Selon Les Echos, le CyclOpe qui a livré hier sa vision des marchés des matières premières, estime que le cours des commodities sera en 2010 à nouveau fortement influencé par les marchés financiers, via notamment les variations des taux de change. «A rebours de l’enthousiasme actuel, c’est la prudence qui s’impose pour 2010. Les marchés ont «acheté» la reprise bien avant que celle-ci ne soit une réalité et se trouvent dans une position bien inconfortable de dépendance vis-à-vis d’un débouché chinois beaucoup plus aléatoire qu’on ne le pense à l’horizon de 2011», selon Philippe Chalmin, professeur à l’université Paris Dauphine et animateur du cercle CyclOpe qui regroupe les spécialistes des ressources naturelles.
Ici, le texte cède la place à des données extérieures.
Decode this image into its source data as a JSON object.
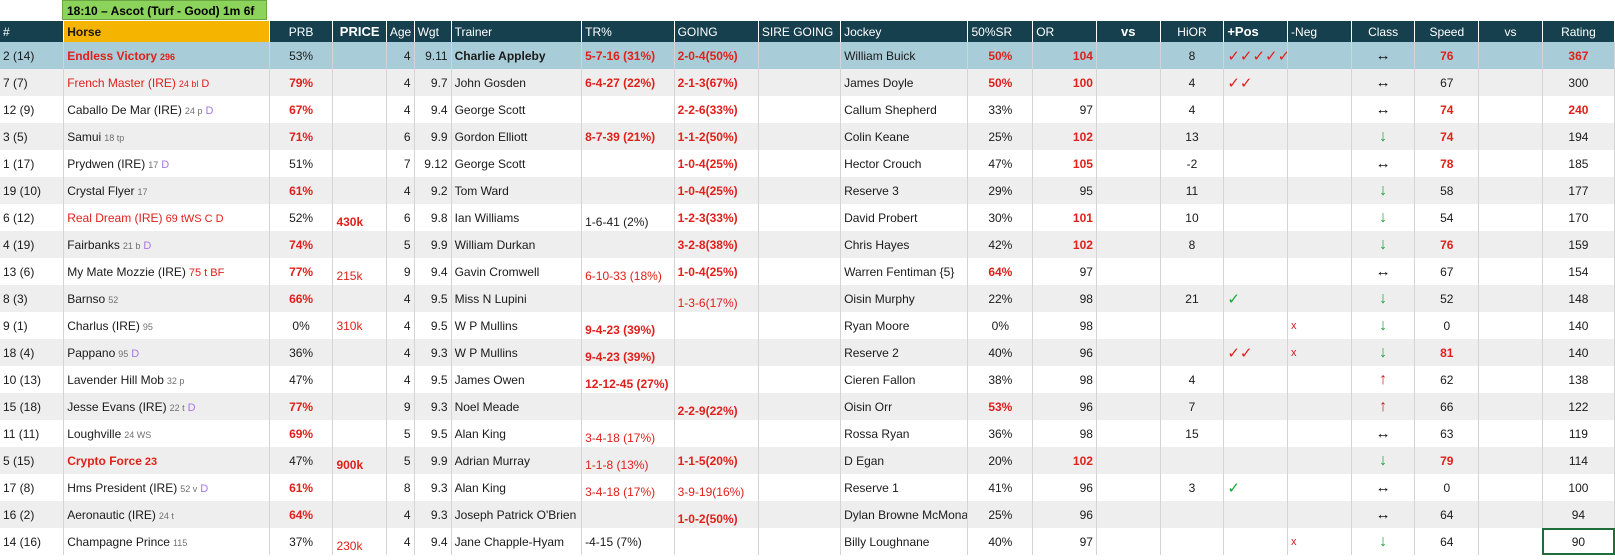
{
  "title": "18:10 – Ascot (Turf - Good) 1m 6f",
  "columns": [
    "#",
    "Horse",
    "PRB",
    "PRICE",
    "Age",
    "Wgt",
    "Trainer",
    "TR%",
    "GOING",
    "SIRE GOING",
    "Jockey",
    "50%SR",
    "OR",
    "vs",
    "HiOR",
    "+Pos",
    "-Neg",
    "Class",
    "Speed",
    "vs",
    "Rating"
  ],
  "rows": [
    {
      "num": "2 (14)",
      "horse": "Endless Victory",
      "horse_sup": "296",
      "prb": "53%",
      "price": "",
      "age": "4",
      "wgt": "9.11",
      "trainer": "Charlie Appleby",
      "tr": "5-7-16 (31%)",
      "going": "2-0-4(50%)",
      "sire": "",
      "jockey": "William Buick",
      "sr": "50%",
      "or": "104",
      "vs": "",
      "hior": "8",
      "pos": "✓✓✓✓✓",
      "neg": "",
      "class": "↔",
      "speed": "76",
      "vs2": "",
      "rating": "367"
    },
    {
      "num": "7 (7)",
      "horse": "French Master (IRE)",
      "horse_sup": "24 bl",
      "horse_sup2": "D",
      "prb": "79%",
      "price": "",
      "age": "4",
      "wgt": "9.7",
      "trainer": "John Gosden",
      "tr": "6-4-27 (22%)",
      "going": "2-1-3(67%)",
      "sire": "",
      "jockey": "James Doyle",
      "sr": "50%",
      "or": "100",
      "vs": "",
      "hior": "4",
      "pos": "✓✓",
      "neg": "",
      "class": "↔",
      "speed": "67",
      "vs2": "",
      "rating": "300"
    },
    {
      "num": "12 (9)",
      "horse": "Caballo De Mar (IRE)",
      "horse_sup": "24 p",
      "horse_sup2": "D",
      "prb": "67%",
      "price": "",
      "age": "4",
      "wgt": "9.4",
      "trainer": "George Scott",
      "tr": "",
      "going": "2-2-6(33%)",
      "sire": "",
      "jockey": "Callum Shepherd",
      "sr": "33%",
      "or": "97",
      "vs": "",
      "hior": "4",
      "pos": "",
      "neg": "",
      "class": "↔",
      "speed": "74",
      "vs2": "",
      "rating": "240"
    },
    {
      "num": "3 (5)",
      "horse": "Samui",
      "horse_sup": "18 tp",
      "prb": "71%",
      "price": "",
      "age": "6",
      "wgt": "9.9",
      "trainer": "Gordon Elliott",
      "tr": "8-7-39 (21%)",
      "going": "1-1-2(50%)",
      "sire": "",
      "jockey": "Colin Keane",
      "sr": "25%",
      "or": "102",
      "vs": "",
      "hior": "13",
      "pos": "",
      "neg": "",
      "class": "↓",
      "speed": "74",
      "vs2": "",
      "rating": "194"
    },
    {
      "num": "1 (17)",
      "horse": "Prydwen (IRE)",
      "horse_sup": "17",
      "horse_sup2": "D",
      "prb": "51%",
      "price": "",
      "age": "7",
      "wgt": "9.12",
      "trainer": "George Scott",
      "tr": "",
      "going": "1-0-4(25%)",
      "sire": "",
      "jockey": "Hector Crouch",
      "sr": "47%",
      "or": "105",
      "vs": "",
      "hior": "-2",
      "pos": "",
      "neg": "",
      "class": "↔",
      "speed": "78",
      "vs2": "",
      "rating": "185"
    },
    {
      "num": "19 (10)",
      "horse": "Crystal Flyer",
      "horse_sup": "17",
      "prb": "61%",
      "price": "",
      "age": "4",
      "wgt": "9.2",
      "trainer": "Tom Ward",
      "tr": "",
      "going": "1-0-4(25%)",
      "sire": "",
      "jockey": "Reserve 3",
      "sr": "29%",
      "or": "95",
      "vs": "",
      "hior": "11",
      "pos": "",
      "neg": "",
      "class": "↓",
      "speed": "58",
      "vs2": "",
      "rating": "177"
    },
    {
      "num": "6 (12)",
      "horse": "Real Dream (IRE)",
      "horse_sup": "69 tWS C D",
      "prb": "52%",
      "price": "430k",
      "age": "6",
      "wgt": "9.8",
      "trainer": "Ian Williams",
      "tr": "1-6-41 (2%)",
      "going": "1-2-3(33%)",
      "sire": "",
      "jockey": "David Probert",
      "sr": "30%",
      "or": "101",
      "vs": "",
      "hior": "10",
      "pos": "",
      "neg": "",
      "class": "↓",
      "speed": "54",
      "vs2": "",
      "rating": "170"
    },
    {
      "num": "4 (19)",
      "horse": "Fairbanks",
      "horse_sup": "21 b",
      "horse_sup2": "D",
      "prb": "74%",
      "price": "",
      "age": "5",
      "wgt": "9.9",
      "trainer": "William Durkan",
      "tr": "",
      "going": "3-2-8(38%)",
      "sire": "",
      "jockey": "Chris Hayes",
      "sr": "42%",
      "or": "102",
      "vs": "",
      "hior": "8",
      "pos": "",
      "neg": "",
      "class": "↓",
      "speed": "76",
      "vs2": "",
      "rating": "159"
    },
    {
      "num": "13 (6)",
      "horse": "My Mate Mozzie (IRE)",
      "horse_sup": "75 t BF",
      "prb": "77%",
      "price": "215k",
      "age": "9",
      "wgt": "9.4",
      "trainer": "Gavin Cromwell",
      "tr": "6-10-33 (18%)",
      "going": "1-0-4(25%)",
      "sire": "",
      "jockey": "Warren Fentiman {5}",
      "sr": "64%",
      "or": "97",
      "vs": "",
      "hior": "",
      "pos": "",
      "neg": "",
      "class": "↔",
      "speed": "67",
      "vs2": "",
      "rating": "154"
    },
    {
      "num": "8 (3)",
      "horse": "Barnso",
      "horse_sup": "52",
      "prb": "66%",
      "price": "",
      "age": "4",
      "wgt": "9.5",
      "trainer": "Miss N Lupini",
      "tr": "",
      "going": "1-3-6(17%)",
      "sire": "",
      "jockey": "Oisin Murphy",
      "sr": "22%",
      "or": "98",
      "vs": "",
      "hior": "21",
      "pos": "✓",
      "neg": "",
      "class": "↓",
      "speed": "52",
      "vs2": "",
      "rating": "148"
    },
    {
      "num": "9 (1)",
      "horse": "Charlus (IRE)",
      "horse_sup": "95",
      "prb": "0%",
      "price": "310k",
      "age": "4",
      "wgt": "9.5",
      "trainer": "W P Mullins",
      "tr": "9-4-23 (39%)",
      "going": "",
      "sire": "",
      "jockey": "Ryan Moore",
      "sr": "0%",
      "or": "98",
      "vs": "",
      "hior": "",
      "pos": "",
      "neg": "x",
      "class": "↓",
      "speed": "0",
      "vs2": "",
      "rating": "140"
    },
    {
      "num": "18 (4)",
      "horse": "Pappano",
      "horse_sup": "95",
      "horse_sup2": "D",
      "prb": "36%",
      "price": "",
      "age": "4",
      "wgt": "9.3",
      "trainer": "W P Mullins",
      "tr": "9-4-23 (39%)",
      "going": "",
      "sire": "",
      "jockey": "Reserve 2",
      "sr": "40%",
      "or": "96",
      "vs": "",
      "hior": "",
      "pos": "✓✓",
      "neg": "x",
      "class": "↓",
      "speed": "81",
      "vs2": "",
      "rating": "140"
    },
    {
      "num": "10 (13)",
      "horse": "Lavender Hill Mob",
      "horse_sup": "32 p",
      "prb": "47%",
      "price": "",
      "age": "4",
      "wgt": "9.5",
      "trainer": "James Owen",
      "tr": "12-12-45 (27%)",
      "going": "",
      "sire": "",
      "jockey": "Cieren Fallon",
      "sr": "38%",
      "or": "98",
      "vs": "",
      "hior": "4",
      "pos": "",
      "neg": "",
      "class": "↑",
      "speed": "62",
      "vs2": "",
      "rating": "138"
    },
    {
      "num": "15 (18)",
      "horse": "Jesse Evans (IRE)",
      "horse_sup": "22 t",
      "horse_sup2": "D",
      "prb": "77%",
      "price": "",
      "age": "9",
      "wgt": "9.3",
      "trainer": "Noel Meade",
      "tr": "",
      "going": "2-2-9(22%)",
      "sire": "",
      "jockey": "Oisin Orr",
      "sr": "53%",
      "or": "96",
      "vs": "",
      "hior": "7",
      "pos": "",
      "neg": "",
      "class": "↑",
      "speed": "66",
      "vs2": "",
      "rating": "122"
    },
    {
      "num": "11 (11)",
      "horse": "Loughville",
      "horse_sup": "24 WS",
      "prb": "69%",
      "price": "",
      "age": "5",
      "wgt": "9.5",
      "trainer": "Alan King",
      "tr": "3-4-18 (17%)",
      "going": "",
      "sire": "",
      "jockey": "Rossa Ryan",
      "sr": "36%",
      "or": "98",
      "vs": "",
      "hior": "15",
      "pos": "",
      "neg": "",
      "class": "↔",
      "speed": "63",
      "vs2": "",
      "rating": "119"
    },
    {
      "num": "5 (15)",
      "horse": "Crypto Force",
      "horse_sup": "23",
      "prb": "47%",
      "price": "900k",
      "age": "5",
      "wgt": "9.9",
      "trainer": "Adrian Murray",
      "tr": "1-1-8 (13%)",
      "going": "1-1-5(20%)",
      "sire": "",
      "jockey": "D Egan",
      "sr": "20%",
      "or": "102",
      "vs": "",
      "hior": "",
      "pos": "",
      "neg": "",
      "class": "↓",
      "speed": "79",
      "vs2": "",
      "rating": "114"
    },
    {
      "num": "17 (8)",
      "horse": "Hms President (IRE)",
      "horse_sup": "52 v",
      "horse_sup2": "D",
      "prb": "61%",
      "price": "",
      "age": "8",
      "wgt": "9.3",
      "trainer": "Alan King",
      "tr": "3-4-18 (17%)",
      "going": "3-9-19(16%)",
      "sire": "",
      "jockey": "Reserve 1",
      "sr": "41%",
      "or": "96",
      "vs": "",
      "hior": "3",
      "pos": "✓",
      "neg": "",
      "class": "↔",
      "speed": "0",
      "vs2": "",
      "rating": "100"
    },
    {
      "num": "16 (2)",
      "horse": "Aeronautic (IRE)",
      "horse_sup": "24 t",
      "prb": "64%",
      "price": "",
      "age": "4",
      "wgt": "9.3",
      "trainer": "Joseph Patrick O'Brien",
      "tr": "",
      "going": "1-0-2(50%)",
      "sire": "",
      "jockey": "Dylan Browne McMona",
      "sr": "25%",
      "or": "96",
      "vs": "",
      "hior": "",
      "pos": "",
      "neg": "",
      "class": "↔",
      "speed": "64",
      "vs2": "",
      "rating": "94"
    },
    {
      "num": "14 (16)",
      "horse": "Champagne Prince",
      "horse_sup": "115",
      "prb": "37%",
      "price": "230k",
      "age": "4",
      "wgt": "9.4",
      "trainer": "Jane Chapple-Hyam",
      "tr": "-4-15 (7%)",
      "going": "",
      "sire": "",
      "jockey": "Billy Loughnane",
      "sr": "40%",
      "or": "97",
      "vs": "",
      "hior": "",
      "pos": "",
      "neg": "x",
      "class": "↓",
      "speed": "64",
      "vs2": "",
      "rating": "90"
    }
  ]
}
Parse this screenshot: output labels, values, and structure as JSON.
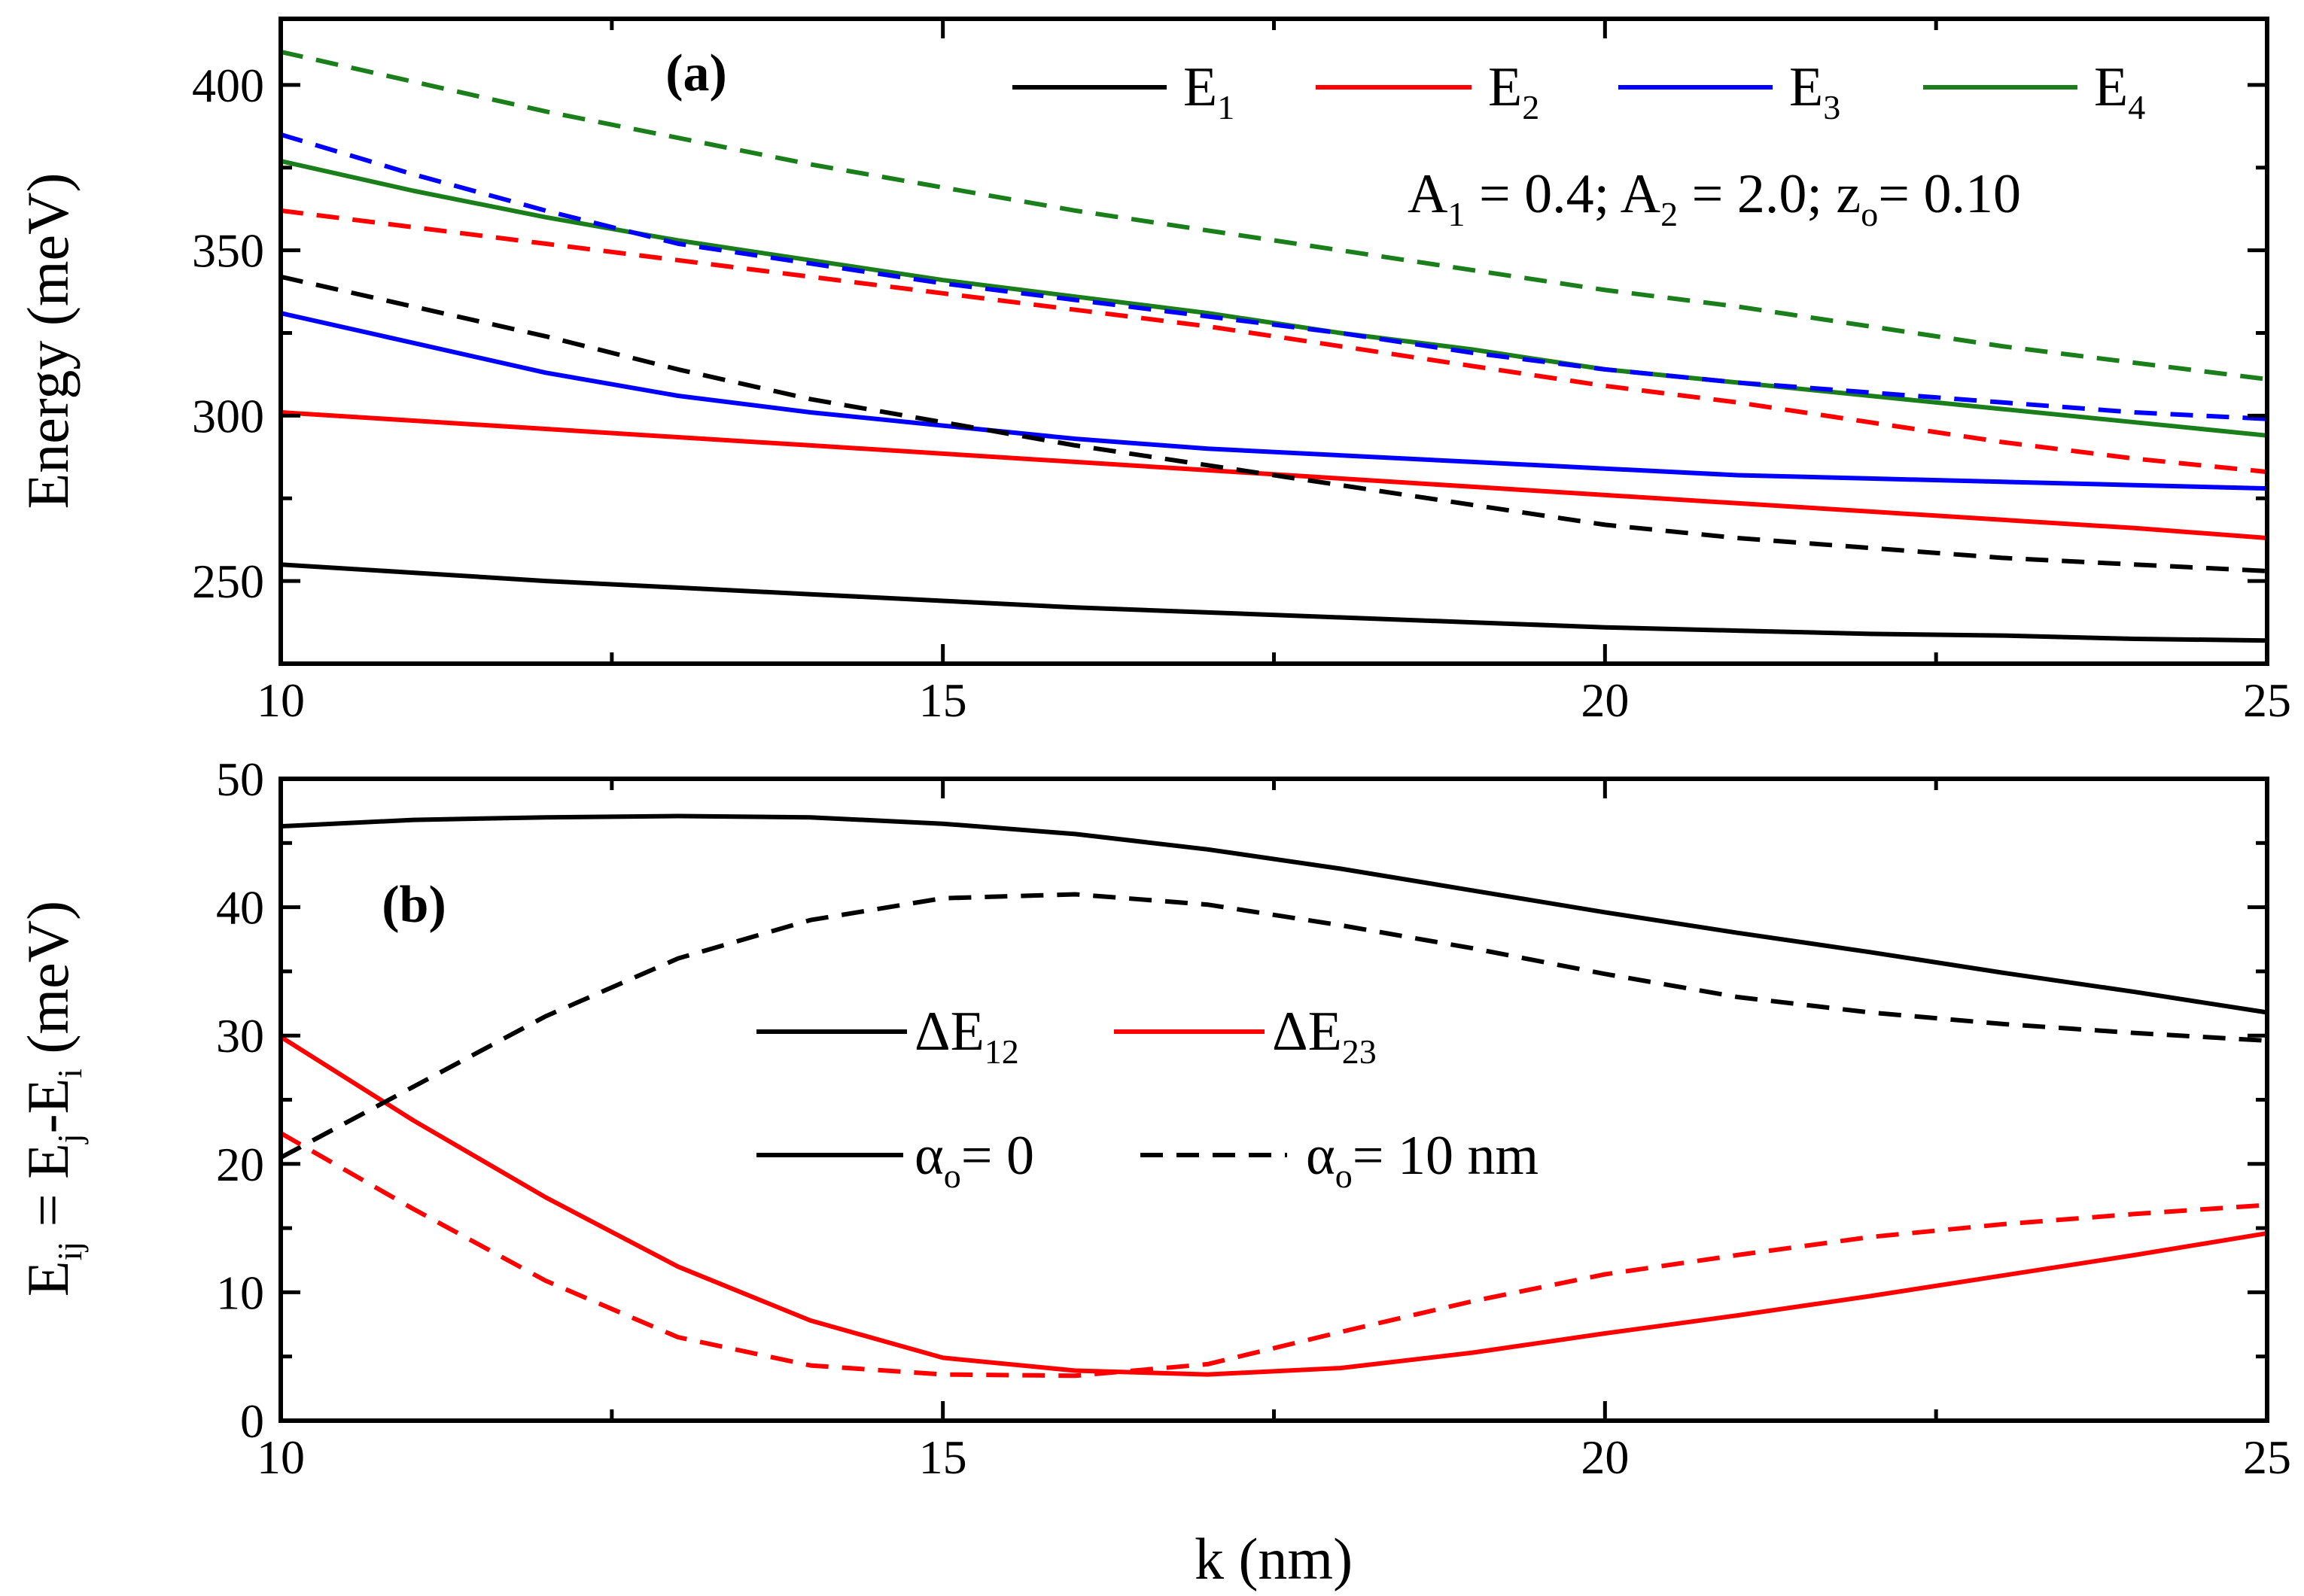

Selon une étude réalisée du 17 novembre au 1er décembre auprès de 411 conseillers financiers indépendants (IFA) dans le cadre du ABC of Bonds Roadshow organisé par Axa Investment Managers, Baring Asset Management et Cazenove Capital (lire notre dépêche du 1er octobre 2009), 66 % des personnes interrogées estiment que les conditions de marché seront porteuses pour l’obligataire en 2010 tandis que 20 % ont l’intention de recommander à leur clients d’augmenter leur exposition à cette classe d’actifs sur les douze prochains mois, même si 17 % leur conseilleront de la réduire. 54 % pensent que l’allocation actuelle est correcte.L’un des traits marquants de cette année devrait être une plus grande diversification, 86 % des IFA indiquant qu’ils vont préconiser une diversification au sein de l’obligataire. Ils seront 65 % à recommander les fonds obligataires «stratégiques», 57 % à préconiser des fonds obligataires de performance absolue et 53 % à conseiller des fonds d’obligations d’entreprises. La moitié des conseillers estime que leurs clients devraient allouer entre 11 et 25 % de leur portefeuille à l’obligataire et 35 % pensent qu’une proportion de 35 % serait appropriée.Enfin, l’enquête a montré que 85 % des clients attendent de leur portefeuille obligataire une performance comprise entre 3 et 5 %, tandis qu’un sur huit espère 6 % ou davantage.
Selon Les Echos, Amadeis indique qu’en 2009, les institutionnels français ont lancé 109 appels d’offres, portant sur un montant total de 17,5 milliards d’euros. Sur ce montant, 6,5 milliards d’euros sont toutefois liés au seul renouvellement des mandats obligataires du Fonds de réserve pour les retraites (FRR). Le crédit, le monétaire et la gestion diversifiée ont été parmi les expertises recherchées par les investisseurs de l’Hexagone.
Le Merseyside Pension Fund (4,2 milliards de livres sous gestion) a lancé un appel d’offres pour trois mandats placés sous le signe de l’investissement responsable pour un montant de 500 millions de livres, selon Responsible Investor. Les trois mandats concernent les actions des marchés émergents, le Japon et la zone Pacifique. Ils étaient jusqu’ici gérés tous les trois par Nomura Asset Management qui pourrait postuler au nouvel appel d’offres après un mandat de sept ans, le maximum autorisé par le fonds.